St. George and Beverley (lumped together for this post) between Queen and Bloor are everything city biking streets should be: relatively quiet, smooth, and, of course, bike-friendly. The University of Toronto campus section has a refreshing scholarly air while south of College, Beverley is a handy north-south connection between Queen West, Baldwin Village and Chinatown. The green space of Grange Park is a definite highlight.
Colborne Lodge Drive
Call it cheating, but all the roads that cut through High Park are a cyclists dream: pleasant scenery, slow-moving traffic that's easy to avoid, and just enough undulation to keep things interesting. If you like to go fast, the section south of Centre Road can be exhilarating. Just make sure to watch out for the speed bumps and wayward squirrels.
Glen Manor Drive
The winding, tree-shaded street between Kingston Road and Queen East is a welcome break from the ubiquitous ruler straight routes that dominate Toronto's grid. Although it's far from challenging, taking some of the downhill curves at speed is a pure delight when there's no-one else on the road. Mist tends to linger in the ravine after a rainfall giving the ride an distinctly eerie feel.
Old Finch Avenue
You don't have to go too far to feel like you're riding in the countryside. Most of the roads around the Toronto Zoo accomplish this, but none are as interesting as Old Finch. It's a bit hilly, of course, but the winding nature of the road is what makes it interesting. Traffic levels are typically low, though one needs to be careful when approaching the one-lane bridges.

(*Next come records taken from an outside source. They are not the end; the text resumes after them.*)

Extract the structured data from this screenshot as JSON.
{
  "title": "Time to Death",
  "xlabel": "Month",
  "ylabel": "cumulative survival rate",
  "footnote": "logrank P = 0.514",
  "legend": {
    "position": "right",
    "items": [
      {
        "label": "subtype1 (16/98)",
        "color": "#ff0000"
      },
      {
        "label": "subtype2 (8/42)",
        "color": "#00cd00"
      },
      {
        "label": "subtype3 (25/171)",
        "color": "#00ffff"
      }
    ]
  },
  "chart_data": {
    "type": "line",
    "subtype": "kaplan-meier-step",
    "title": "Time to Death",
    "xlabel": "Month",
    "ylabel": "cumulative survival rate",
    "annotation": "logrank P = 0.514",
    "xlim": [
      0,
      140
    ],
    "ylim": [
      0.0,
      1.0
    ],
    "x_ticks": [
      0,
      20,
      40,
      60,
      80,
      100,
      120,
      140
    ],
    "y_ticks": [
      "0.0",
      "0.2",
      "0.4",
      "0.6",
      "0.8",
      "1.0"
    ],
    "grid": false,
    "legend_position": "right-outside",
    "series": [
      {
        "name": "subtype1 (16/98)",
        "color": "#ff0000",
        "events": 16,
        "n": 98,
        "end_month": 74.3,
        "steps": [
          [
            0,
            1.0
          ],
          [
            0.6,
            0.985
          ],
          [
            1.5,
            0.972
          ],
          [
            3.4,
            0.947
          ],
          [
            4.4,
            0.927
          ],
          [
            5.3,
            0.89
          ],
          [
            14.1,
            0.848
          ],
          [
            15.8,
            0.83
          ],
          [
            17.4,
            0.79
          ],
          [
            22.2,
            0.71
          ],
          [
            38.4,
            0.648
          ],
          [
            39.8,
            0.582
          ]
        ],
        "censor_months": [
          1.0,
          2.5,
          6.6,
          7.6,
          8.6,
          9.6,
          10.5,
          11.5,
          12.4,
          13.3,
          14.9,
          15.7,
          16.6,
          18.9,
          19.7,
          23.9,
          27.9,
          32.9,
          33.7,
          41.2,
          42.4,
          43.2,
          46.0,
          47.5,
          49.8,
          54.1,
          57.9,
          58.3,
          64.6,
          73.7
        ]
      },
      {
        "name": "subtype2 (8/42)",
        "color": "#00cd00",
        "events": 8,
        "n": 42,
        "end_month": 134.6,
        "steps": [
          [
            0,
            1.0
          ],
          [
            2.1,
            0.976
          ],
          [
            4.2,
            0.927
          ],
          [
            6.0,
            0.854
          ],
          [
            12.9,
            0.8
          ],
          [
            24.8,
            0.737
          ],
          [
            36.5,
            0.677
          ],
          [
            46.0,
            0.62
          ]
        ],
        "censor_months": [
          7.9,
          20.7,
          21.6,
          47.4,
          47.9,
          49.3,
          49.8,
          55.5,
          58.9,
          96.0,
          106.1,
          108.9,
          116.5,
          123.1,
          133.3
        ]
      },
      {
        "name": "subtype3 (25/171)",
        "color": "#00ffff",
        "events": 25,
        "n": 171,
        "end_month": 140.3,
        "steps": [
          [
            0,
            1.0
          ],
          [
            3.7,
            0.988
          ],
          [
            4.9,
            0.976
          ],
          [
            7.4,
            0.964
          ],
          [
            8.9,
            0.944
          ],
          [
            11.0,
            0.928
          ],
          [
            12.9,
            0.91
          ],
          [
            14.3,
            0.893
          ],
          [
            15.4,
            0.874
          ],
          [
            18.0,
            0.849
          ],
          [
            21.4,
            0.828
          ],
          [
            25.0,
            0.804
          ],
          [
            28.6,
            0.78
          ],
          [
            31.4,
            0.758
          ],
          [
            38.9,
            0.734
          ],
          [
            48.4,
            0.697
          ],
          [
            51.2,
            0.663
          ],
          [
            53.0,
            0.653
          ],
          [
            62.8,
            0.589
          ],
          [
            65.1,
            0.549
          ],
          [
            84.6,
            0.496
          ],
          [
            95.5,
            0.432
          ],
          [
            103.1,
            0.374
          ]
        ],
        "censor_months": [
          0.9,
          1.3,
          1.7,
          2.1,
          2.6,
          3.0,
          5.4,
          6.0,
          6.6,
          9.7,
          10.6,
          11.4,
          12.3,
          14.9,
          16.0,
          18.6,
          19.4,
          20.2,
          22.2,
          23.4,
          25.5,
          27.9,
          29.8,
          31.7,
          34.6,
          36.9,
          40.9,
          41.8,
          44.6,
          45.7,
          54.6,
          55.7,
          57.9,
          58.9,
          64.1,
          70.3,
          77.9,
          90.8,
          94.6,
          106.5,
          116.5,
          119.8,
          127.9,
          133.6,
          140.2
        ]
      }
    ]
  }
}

The street's name says it all really. The view of the city skyline heading south from the Danforth past Riverdale Park is one of this flat city's best vantage points and great recreational spaces. Sure, you have to contend with a streetcar or two as you cruise toward Gerrard but there's always time for a pit-stop at Rooster Coffee House. Like all hills, the ride back up will make you sweat.
Although you might once in a while have to contend with a dump truck or two at the western end, Unwin Avenue in the Port Lands is otherwise a quiet street that's been attracting road cyclists for years. Even though the Martin Goodman trail runs immediately to the south, the post-apocalyptic looking Hearn Generating Station is worth skipping the path for. A resurfacing job on the eastern section of the street has greatly improved the enjoyment factor for cyclists who ride informal crits around the Port Lands.
Mount Pleasant Cemetery
This is one of the most tranquil places to ride in the whole city. Just keep the speed down and your thoughts contemplative. Access points from Yonge, Mt. Pleasant, Moore and Bayview.